Intercommunalité : le conseil municipal de Gap contre la carte du préfet

11 Déc 2015 - 18:12

Le conseil municipal de Gap s’est réuni en séance extraordinaire ce vendredi après-midi pour se prononcer sur une seule question : la proposition du préfet d’élargir la communauté d’agglomération de « Gap en plus grand » (qui comprend aujourd’hui Gap, Pelleautier et La Freissinouse) en y adjoignant la communauté de communes de Tallard-Barcillonnette et les communes bas-alpines de Curbans et Claret au 1er janvier 2017. La nouvelle entité étant baptisée Gap-Tallard-Durance.

Les maires de Tallard et de La Freissinouse sont venus écouter les débats. Et ils n’ont pas été surpris par la position du maire de Gap Roger Didier, contre le projet. « La loi dit que ces intercommunalités doivent se conformer au bassin de vie et d’emploi. Or ça ne correspond pas du tout selon une étude de l’Insee. Le plus gros flux se situe entre Gap et La Bâtie-Neuve : 621 actifs viennent travailler sur Gap et 110 Gapençais se rendent quotidiennement à La Bâtie. Toutes les autres communes de l’Avance, y compris Chorges, ont des relations fournies avec Gap. On pourrait aussi y ajouter la com com de Serre-Ponçon, mais aussi La Roche-des-Arnauds et Manteyer. La vie des Rochois se passe plus à Gap qu’à Veynes mais cela appauvrirait la com com dans laquelle ils sont. »

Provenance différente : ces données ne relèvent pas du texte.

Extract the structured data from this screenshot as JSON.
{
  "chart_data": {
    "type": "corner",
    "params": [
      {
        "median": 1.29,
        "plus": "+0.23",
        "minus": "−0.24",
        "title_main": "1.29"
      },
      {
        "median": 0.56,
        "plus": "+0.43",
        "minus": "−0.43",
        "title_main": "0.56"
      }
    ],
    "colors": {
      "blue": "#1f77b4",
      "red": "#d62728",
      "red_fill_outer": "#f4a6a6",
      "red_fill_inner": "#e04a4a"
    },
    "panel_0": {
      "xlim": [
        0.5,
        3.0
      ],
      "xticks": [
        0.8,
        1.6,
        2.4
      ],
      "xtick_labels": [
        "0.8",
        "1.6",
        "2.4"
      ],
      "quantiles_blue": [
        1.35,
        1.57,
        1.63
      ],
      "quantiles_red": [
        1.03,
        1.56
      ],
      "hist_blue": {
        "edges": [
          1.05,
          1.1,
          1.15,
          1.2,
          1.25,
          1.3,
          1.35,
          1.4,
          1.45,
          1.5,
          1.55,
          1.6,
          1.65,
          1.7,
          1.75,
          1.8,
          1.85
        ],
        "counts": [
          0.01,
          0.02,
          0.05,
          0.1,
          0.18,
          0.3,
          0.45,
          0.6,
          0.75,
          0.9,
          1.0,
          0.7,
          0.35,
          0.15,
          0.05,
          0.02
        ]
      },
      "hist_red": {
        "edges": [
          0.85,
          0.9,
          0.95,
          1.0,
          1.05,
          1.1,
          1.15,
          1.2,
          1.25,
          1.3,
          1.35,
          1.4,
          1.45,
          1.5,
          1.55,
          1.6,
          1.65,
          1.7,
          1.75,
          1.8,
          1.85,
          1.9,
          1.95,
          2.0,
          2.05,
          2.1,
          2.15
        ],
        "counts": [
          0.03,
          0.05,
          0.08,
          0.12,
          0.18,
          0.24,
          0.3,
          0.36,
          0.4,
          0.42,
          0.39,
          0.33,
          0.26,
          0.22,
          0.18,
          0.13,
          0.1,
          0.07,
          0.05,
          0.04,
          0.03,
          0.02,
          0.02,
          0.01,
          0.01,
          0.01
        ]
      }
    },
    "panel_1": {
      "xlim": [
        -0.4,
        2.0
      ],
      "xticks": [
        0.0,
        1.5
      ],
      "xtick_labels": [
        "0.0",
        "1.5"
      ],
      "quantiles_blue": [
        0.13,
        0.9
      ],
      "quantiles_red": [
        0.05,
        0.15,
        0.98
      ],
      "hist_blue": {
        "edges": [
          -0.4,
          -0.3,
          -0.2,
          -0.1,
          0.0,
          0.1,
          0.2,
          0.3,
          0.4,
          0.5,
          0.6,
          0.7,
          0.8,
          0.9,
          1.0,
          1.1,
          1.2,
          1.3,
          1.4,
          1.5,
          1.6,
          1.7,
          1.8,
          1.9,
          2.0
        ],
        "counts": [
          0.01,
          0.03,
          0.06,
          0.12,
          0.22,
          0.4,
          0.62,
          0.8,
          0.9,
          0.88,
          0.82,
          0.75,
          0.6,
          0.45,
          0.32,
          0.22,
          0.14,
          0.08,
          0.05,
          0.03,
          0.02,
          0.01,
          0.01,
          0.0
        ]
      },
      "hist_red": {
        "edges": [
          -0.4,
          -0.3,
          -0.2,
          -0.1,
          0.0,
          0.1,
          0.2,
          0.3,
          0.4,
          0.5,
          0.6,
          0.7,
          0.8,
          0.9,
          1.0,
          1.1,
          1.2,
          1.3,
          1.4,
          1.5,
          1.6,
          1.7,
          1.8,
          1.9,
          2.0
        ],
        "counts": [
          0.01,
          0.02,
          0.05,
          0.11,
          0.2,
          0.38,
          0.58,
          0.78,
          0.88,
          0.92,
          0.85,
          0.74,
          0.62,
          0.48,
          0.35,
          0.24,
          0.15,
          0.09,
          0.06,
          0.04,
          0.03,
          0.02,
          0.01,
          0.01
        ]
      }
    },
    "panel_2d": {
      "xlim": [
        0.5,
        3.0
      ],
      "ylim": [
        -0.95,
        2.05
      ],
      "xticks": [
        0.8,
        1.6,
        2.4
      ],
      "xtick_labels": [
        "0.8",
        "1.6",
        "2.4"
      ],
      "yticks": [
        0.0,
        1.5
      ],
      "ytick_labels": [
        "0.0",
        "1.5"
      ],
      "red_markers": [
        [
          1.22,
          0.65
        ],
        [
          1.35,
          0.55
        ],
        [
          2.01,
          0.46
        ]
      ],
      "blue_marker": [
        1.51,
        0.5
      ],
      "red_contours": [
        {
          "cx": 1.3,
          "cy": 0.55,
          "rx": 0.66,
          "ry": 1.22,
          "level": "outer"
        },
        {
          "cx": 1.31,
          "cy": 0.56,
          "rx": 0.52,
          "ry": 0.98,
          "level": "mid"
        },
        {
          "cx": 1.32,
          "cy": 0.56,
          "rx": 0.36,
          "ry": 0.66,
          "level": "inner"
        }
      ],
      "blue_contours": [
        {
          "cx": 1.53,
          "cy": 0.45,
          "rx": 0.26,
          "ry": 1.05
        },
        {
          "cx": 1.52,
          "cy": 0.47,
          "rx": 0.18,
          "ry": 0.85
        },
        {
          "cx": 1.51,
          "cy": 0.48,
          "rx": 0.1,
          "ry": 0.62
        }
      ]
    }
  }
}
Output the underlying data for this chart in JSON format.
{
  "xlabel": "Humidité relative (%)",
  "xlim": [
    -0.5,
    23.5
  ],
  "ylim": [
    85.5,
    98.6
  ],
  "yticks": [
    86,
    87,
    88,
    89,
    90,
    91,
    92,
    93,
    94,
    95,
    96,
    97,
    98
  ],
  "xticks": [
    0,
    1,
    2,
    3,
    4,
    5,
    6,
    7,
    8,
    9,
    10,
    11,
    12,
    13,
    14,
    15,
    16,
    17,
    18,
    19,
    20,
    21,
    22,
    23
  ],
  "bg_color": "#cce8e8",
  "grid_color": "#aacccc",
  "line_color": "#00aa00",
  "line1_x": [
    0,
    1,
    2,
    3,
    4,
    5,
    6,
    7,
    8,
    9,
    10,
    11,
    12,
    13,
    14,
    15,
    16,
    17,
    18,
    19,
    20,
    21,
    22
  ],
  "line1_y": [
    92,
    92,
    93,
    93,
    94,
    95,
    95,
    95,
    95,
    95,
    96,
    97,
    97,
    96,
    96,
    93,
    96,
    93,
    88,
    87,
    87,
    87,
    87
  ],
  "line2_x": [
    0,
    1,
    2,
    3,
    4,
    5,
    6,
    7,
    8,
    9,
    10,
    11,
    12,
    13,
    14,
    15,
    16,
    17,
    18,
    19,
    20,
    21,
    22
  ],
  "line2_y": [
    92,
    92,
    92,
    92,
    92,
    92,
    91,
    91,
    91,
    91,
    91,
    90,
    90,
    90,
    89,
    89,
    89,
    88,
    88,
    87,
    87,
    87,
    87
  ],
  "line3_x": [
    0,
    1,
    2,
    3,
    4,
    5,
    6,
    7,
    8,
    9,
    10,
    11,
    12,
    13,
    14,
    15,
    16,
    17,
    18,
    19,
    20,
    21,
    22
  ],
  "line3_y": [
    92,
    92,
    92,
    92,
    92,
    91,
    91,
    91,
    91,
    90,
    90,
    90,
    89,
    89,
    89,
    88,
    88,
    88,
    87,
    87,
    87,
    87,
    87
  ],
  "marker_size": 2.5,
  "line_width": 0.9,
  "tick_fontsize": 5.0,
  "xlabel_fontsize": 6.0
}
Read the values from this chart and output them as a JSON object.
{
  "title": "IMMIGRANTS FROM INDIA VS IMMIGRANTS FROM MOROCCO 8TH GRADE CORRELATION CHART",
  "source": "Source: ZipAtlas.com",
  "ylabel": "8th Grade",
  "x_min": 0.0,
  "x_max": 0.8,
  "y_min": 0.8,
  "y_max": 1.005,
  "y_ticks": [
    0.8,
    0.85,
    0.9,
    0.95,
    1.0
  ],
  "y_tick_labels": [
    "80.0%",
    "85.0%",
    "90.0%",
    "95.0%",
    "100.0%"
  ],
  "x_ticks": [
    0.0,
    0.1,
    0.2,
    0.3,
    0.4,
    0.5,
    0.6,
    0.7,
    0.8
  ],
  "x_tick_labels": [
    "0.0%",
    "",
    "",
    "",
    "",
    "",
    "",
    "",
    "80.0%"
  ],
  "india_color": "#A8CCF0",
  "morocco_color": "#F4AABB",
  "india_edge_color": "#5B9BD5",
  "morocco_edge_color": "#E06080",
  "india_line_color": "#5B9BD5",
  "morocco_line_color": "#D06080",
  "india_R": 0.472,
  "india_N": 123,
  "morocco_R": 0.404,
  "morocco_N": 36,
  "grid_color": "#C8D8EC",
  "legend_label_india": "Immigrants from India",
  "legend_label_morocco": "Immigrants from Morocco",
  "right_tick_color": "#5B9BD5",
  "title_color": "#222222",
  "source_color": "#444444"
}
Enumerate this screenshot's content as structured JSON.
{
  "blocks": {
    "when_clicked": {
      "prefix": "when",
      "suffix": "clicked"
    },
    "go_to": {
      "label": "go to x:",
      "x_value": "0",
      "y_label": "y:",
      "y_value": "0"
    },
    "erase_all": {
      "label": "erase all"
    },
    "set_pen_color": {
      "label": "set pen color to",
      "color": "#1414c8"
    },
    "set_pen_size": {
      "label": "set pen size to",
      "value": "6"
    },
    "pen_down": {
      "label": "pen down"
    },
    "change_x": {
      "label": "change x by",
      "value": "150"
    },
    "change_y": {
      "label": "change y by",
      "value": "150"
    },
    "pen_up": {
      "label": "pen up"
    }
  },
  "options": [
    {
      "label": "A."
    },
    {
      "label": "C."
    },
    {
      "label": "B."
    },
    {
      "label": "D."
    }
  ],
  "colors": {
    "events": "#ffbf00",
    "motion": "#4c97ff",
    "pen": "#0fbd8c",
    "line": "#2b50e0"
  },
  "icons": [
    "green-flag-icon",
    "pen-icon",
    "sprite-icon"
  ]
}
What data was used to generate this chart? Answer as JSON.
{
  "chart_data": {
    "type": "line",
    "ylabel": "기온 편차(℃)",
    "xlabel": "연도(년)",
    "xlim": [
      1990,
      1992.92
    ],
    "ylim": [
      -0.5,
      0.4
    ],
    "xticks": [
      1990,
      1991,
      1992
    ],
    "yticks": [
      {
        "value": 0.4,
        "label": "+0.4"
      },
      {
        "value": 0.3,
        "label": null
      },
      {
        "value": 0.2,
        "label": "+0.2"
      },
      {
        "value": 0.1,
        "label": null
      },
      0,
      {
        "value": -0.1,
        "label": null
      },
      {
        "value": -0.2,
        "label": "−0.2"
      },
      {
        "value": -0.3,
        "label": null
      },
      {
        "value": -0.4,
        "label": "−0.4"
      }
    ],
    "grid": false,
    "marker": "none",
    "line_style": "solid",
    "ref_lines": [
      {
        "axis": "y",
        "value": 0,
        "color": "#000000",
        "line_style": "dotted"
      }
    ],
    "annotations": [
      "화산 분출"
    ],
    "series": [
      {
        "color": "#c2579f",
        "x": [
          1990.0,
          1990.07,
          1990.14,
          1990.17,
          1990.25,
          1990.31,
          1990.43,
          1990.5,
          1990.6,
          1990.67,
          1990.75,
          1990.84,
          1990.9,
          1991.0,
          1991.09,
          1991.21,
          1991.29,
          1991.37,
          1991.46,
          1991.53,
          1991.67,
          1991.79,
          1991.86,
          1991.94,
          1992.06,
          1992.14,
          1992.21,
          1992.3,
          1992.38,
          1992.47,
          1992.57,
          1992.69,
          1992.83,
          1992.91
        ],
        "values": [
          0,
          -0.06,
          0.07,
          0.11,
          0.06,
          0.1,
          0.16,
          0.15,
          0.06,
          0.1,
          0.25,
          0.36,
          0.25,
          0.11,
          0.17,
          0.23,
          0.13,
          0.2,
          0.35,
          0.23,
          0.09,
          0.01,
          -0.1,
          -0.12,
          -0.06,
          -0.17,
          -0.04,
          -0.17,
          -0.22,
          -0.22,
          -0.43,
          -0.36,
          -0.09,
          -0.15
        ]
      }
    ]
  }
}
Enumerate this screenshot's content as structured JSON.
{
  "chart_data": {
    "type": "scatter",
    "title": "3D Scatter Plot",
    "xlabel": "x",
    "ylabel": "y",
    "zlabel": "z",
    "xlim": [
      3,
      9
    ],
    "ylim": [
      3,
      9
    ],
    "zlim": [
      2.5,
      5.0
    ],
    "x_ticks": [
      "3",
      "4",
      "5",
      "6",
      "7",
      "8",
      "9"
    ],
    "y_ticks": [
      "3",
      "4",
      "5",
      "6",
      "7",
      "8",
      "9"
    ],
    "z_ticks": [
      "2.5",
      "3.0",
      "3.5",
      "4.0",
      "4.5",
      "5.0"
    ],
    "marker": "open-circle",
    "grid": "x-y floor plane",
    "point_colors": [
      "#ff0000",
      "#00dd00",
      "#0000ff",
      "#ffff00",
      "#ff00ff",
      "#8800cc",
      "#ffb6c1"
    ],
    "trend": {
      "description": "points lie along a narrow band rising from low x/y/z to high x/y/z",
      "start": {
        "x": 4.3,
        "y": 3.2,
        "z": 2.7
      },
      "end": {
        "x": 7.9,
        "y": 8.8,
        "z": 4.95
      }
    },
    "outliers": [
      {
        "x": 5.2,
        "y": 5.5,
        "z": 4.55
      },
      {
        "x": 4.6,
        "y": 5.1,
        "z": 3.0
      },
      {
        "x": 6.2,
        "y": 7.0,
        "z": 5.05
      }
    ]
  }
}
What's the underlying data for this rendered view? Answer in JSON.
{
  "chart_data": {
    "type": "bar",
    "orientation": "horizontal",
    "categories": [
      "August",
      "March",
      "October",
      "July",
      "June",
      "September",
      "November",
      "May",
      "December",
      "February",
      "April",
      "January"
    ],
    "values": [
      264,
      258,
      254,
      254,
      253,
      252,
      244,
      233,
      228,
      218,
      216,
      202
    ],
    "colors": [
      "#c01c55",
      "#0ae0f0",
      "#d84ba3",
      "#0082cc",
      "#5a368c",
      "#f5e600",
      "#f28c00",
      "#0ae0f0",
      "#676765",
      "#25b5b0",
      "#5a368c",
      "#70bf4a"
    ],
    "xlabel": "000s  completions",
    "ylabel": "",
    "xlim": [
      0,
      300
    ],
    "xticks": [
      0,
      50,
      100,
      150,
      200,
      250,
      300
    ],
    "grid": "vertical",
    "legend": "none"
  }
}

« Ras-le-bol de cette politique de petits pas »

Le maire de Gap souhaite donc une agglomération bien plus large que celle proposée par le préfet pour « permettre une vision cohérente et ambitieuse ». Pour lui, l’adoption de ce périmètre « se fera un jour ou l’autre » alors autant le faire immédiatement. « Nos concitoyens n’en ont-ils pas ras-le-bol de cette politique de petits pas ? On va faire en trois fois ce que l’on peut faire en une ! », s’agace M. Didier. Le maire explique ensuite que le préfet voyait mal comment l’application d’une telle communauté d’agglomération serait possible vu les « divergences politiques de ces territoires ». « Il faut aller au-delà, gommer nos différences », répond le maire.

La conseillère d’opposition Karine Berger (PS) est favorable à la proposition du préfet. « C’est une augmentation très conséquente du nombre d’habitants, géographique et économique puisque la com com de Tallard est une zone très dynamique. Dans les souhaits que vous formulez, M. le maire, il y a deux dimensions à prendre en compte : la volonté des populations, qui est défavorable à une alliance avec Gap, et le fait qu’à l’instar de La Roche-des-Arnauds, La Bâtie-Neuve est indispensable à la com com de l’est de Gap. Le préfet a essayé de respecter la volonté des populations et l’équilibre économique. »

Bernard Jaussaud (PS) craint qu’en votant contre, Gap ne se retrouve dans sa position actuelle. « Telle qu’elle est, cette communauté d’agglomération n’aurait jamais dû voir le jour. Le pire est de risquer de nous retrouver dans la situation actuelle. » M. Jaussaud avait pourtant exprimé ses réserves quant au projet préfectoral lors de la réunion de la CDCI (commission départementale de coopération intercommunale).

Jean-Claude Eyraud : une contre-proposition plutôt qu’un vote

Comme le maire, Jean-Claude Eyraud (Gauche-Tous capables) est contre le périmètre souhaité par le préfet, mais à contrecœur. « On ne peut pas être en chantier en permanence. Mais je crains que si l’on vote contre, on se tire une balle dans le pied. » Le conseiller d’opposition a donc émis une idée à laquelle a adhéré Karine Berger : « Je propose que l’on décide de ne pas se positionner sur le schéma du préfet mais d’ajouter un amendement dans lequel on fait la contre-proposition d’élargir ce périmètre. On ne peut pas être que défensif sur ce dossier. »

Le maire a décidé de couper court à cette idée en rappelant les propos du préfet dans le courrier accompagnant le projet de schéma : « A défaut de délibération de la commune dans les deux mois, l’avis sera considéré comme favorable. Je ne le souhaite pas », a argué le maire.

A la majorité, le conseil municipal de Gap s’est prononcé contre le schéma du préfet ; les six voix favorables émanant du PS et de Guy Blanc.